Figo

Beatriz Kux
Jul 27, 2017 · 2 min read

Se esbaldava. Amava. Ficava horas entretido, submerso, mergulhando repetidamente, viciado em algum mel, em alguma néctar, em alguma fruta doce e colorida que quanto mais era chupada e mastiga e beijada mais doce e enebriante ficava. Ele seguia imerso, naufragado, afogado no gosto melado. Descobria e inventava infinitas fórmulas naqueles poucos e complexos centímetros do meu corpo. Centímetros de universo. Um portal do amor, do desejo, do prazer. Um universo inchadinho, gordinho, cheio de lábios pedindo beijos, pedindo mais. E reentrâncias, e rugosidades, e texturas. Em contato com boca carnuda, lábios molhados, língua quente. Não tinha pensamento, eram só sensações, era só instinto. Nenhum bicho precisa pensar pra se alimentar.
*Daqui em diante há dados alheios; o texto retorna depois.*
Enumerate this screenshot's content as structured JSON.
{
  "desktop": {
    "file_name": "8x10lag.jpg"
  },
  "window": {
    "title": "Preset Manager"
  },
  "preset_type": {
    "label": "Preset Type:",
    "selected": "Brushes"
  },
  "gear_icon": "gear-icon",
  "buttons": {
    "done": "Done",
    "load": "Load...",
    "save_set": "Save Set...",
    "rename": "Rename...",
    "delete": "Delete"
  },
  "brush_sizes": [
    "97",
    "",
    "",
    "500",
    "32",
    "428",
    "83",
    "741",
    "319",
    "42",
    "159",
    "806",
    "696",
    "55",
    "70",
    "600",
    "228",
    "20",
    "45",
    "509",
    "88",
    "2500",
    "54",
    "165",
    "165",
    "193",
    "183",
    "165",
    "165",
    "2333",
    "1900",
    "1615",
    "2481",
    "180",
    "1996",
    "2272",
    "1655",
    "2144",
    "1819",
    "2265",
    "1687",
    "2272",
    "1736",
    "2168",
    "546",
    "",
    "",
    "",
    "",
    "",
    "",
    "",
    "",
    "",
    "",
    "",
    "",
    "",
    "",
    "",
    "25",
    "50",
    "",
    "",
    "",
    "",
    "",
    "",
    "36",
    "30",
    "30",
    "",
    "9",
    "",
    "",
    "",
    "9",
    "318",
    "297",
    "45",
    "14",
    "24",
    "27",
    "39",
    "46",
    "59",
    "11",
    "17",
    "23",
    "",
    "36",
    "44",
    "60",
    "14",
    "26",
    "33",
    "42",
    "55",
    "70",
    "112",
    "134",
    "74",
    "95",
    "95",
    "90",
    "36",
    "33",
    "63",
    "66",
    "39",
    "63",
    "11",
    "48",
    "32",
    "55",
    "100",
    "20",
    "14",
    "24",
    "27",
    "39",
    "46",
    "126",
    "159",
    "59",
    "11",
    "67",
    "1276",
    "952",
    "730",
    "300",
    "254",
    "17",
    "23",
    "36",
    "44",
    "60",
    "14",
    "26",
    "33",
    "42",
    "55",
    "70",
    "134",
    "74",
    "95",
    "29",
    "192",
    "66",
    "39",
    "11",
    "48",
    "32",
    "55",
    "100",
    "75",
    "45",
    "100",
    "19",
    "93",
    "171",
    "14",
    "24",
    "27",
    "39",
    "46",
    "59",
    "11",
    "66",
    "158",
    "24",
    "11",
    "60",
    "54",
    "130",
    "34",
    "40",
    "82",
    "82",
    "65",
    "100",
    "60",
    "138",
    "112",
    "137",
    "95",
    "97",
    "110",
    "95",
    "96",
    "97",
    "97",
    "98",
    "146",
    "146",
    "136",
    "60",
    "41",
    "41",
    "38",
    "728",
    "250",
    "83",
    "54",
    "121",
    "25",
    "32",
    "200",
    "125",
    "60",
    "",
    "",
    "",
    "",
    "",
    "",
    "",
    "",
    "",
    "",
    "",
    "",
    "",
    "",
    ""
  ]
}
E ele se alimentava de mim e eu me alimentava dele enquanto ele me comia. Era sagrado. Nenhum pecado. Era Deus. Era cosmos. Fechava os olhos, sentia, sonhava, imaginava eu sendo um figo na perfeição da natureza. Um figo doce, rosa, gostoso, fértil, repleto de texturas e sementes e saúde. Ele era um bichinho se alimentando. Plugado, delirante, apaixonado pelo próprio alimento que não acabava nunca. Eu alimentava Buddha, alimentava Krishna. Era Pacha Mamma dando todo seu amor, escorrendo amor. Tanto amor que não cabia e o fruto espremia, escorria suco. Eu era dilúvio. Eu era enchente. Irrigação. Já não sobrava terra seca. “Eu sou uma frutinha e você ta me comendo.”